Isso acontece devido às alíquotas mais altas que serão cobradas dessas novas categorias. Para elas, foi criada uma nova tabela em que a tributação varia entre 16,92% e 22,45% do faturamento (a alíquota aumenta conforme os ganhos crescem). Nesse valor já são inclusos encargos previdenciários, como a contribuição patronal ao INSS.
 
 
Na opção do pagamento de tributos pelo sistema do lucro presumido, do qual a maioria das empresas poderia migrar, é cobrada uma taxa calculada a partir de uma tabela de lucro estimada para seu setor de atuação.

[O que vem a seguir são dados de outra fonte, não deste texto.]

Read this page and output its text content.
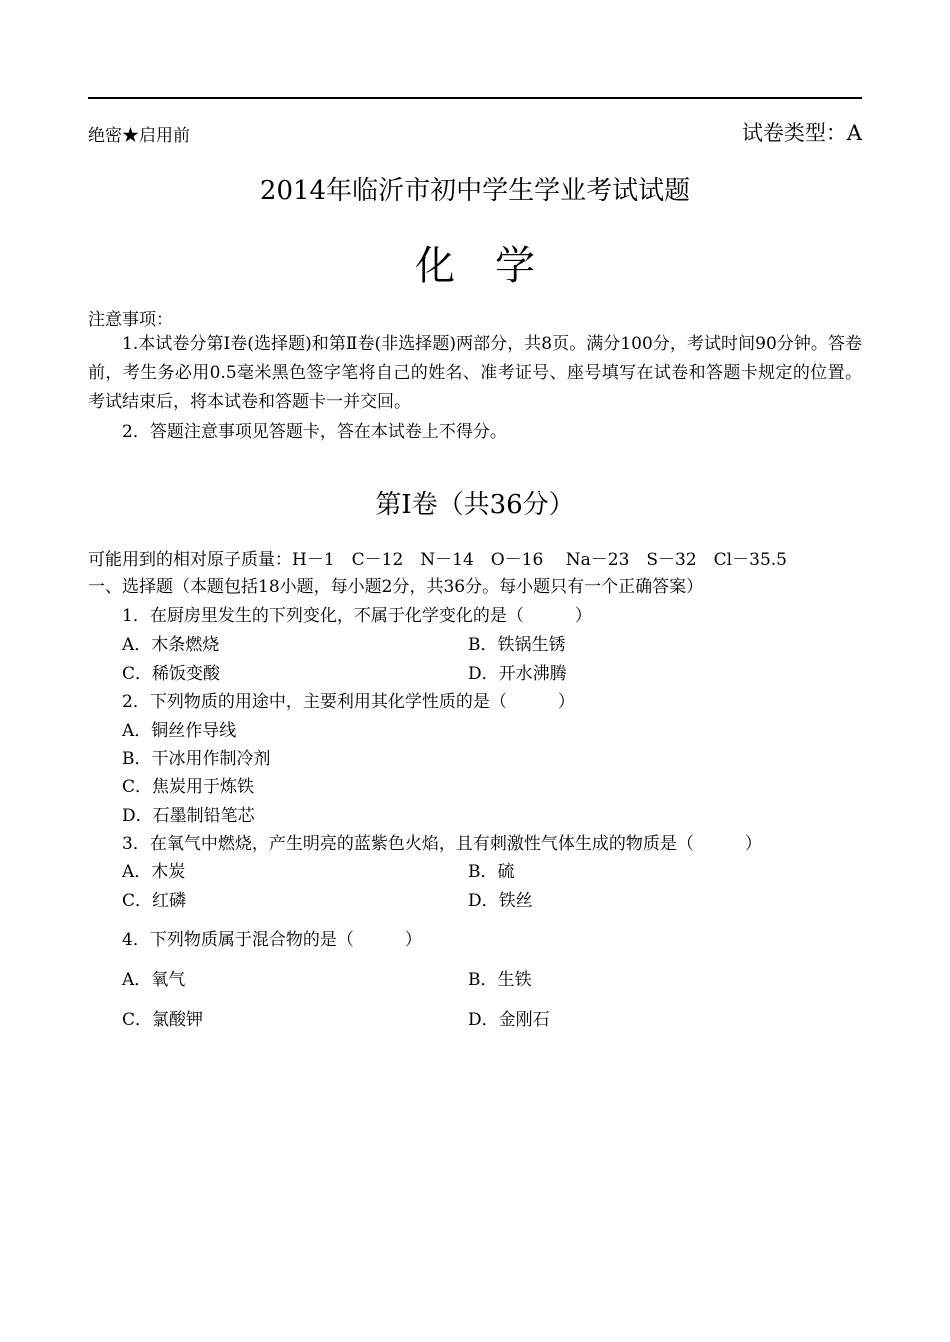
绝密★启用前	试卷类型：A
2014年临沂市初中学生学业考试试题
化　学
注意事项：
1.本试卷分第Ⅰ卷(选择题)和第Ⅱ卷(非选择题)两部分，共8页。满分100分，考试时间90分钟。答卷前，考生务必用0.5毫米黑色签字笔将自己的姓名、准考证号、座号填写在试卷和答题卡规定的位置。考试结束后，将本试卷和答题卡一并交回。
2．答题注意事项见答题卡，答在本试卷上不得分。
第Ⅰ卷（共36分）
可能用到的相对原子质量：H－1　C－12　N－14　O－16　 Na－23　S－32　Cl－35.5
一、选择题（本题包括18小题，每小题2分，共36分。每小题只有一个正确答案）
1．在厨房里发生的下列变化，不属于化学变化的是（　　　）
A．木条燃烧	B．铁锅生锈
C．稀饭变酸	D．开水沸腾
2．下列物质的用途中，主要利用其化学性质的是（　　　）
A．铜丝作导线
B．干冰用作制冷剂
C．焦炭用于炼铁
D．石墨制铅笔芯
3．在氧气中燃烧，产生明亮的蓝紫色火焰，且有刺激性气体生成的物质是（　　　）
A．木炭	B．硫
C．红磷	D．铁丝
4．下列物质属于混合物的是（　　　）
A．氧气	B．生铁
C．氯酸钾	D．金刚石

No caso dos prestadores de serviços, ela fica em torno de 16,3%, mas sem incluir os encargos previdenciários.
 
Como a nova tabela do Simples parte de um valor maior do que esse, a única forma de o regime valer a pena é a companhia pagar tributos altos relacionados à folha de pagamento.
vale a pena?
 
No quadro ao lado, simulações ilustram uma situação em que o Simples é a melhor opção e outra em que ele perde para o lucro presumido.No caso em que ele é o mais adequado, a folha de pagamento da empresa equivale a 25% do faturamento.
 
Além do valor do imposto a ser pago, o empresário também deve considerar que, quando opta pelo Simples, tem uma diminuição de custos com a redução da burocracia e o envio de informações, diz Julio Durante, consultor do Sebrae-SP.
 
"Há um custo intangível de estar fora do Simples, pois as obrigações acessórias de outros regimes são muitas, como o preenchimento e envio de diferentes formulários em datas diferentes."
 
As empresas podem começar a pagar seus impostos pelo Simples a partir de 2015.
 
O governo estuda a possibilidade de revisar as tabelas de tributação do Simples Nacional. Para isso, a Secretaria da Micro e Pequena Empresa contratou quatro instituições de ensino e pesquisa, como antecipou a Folha em junho.
 
Elas devem apresentar um estudo sobre quais seriam as melhores alíquotas para garantir, ao mesmo tempo, desoneração tributária para pequenas empresas sem causar prejuízos a arrecadação fiscal. O prazo para conclusão do estudo é de 90 dias após a sanção da lei.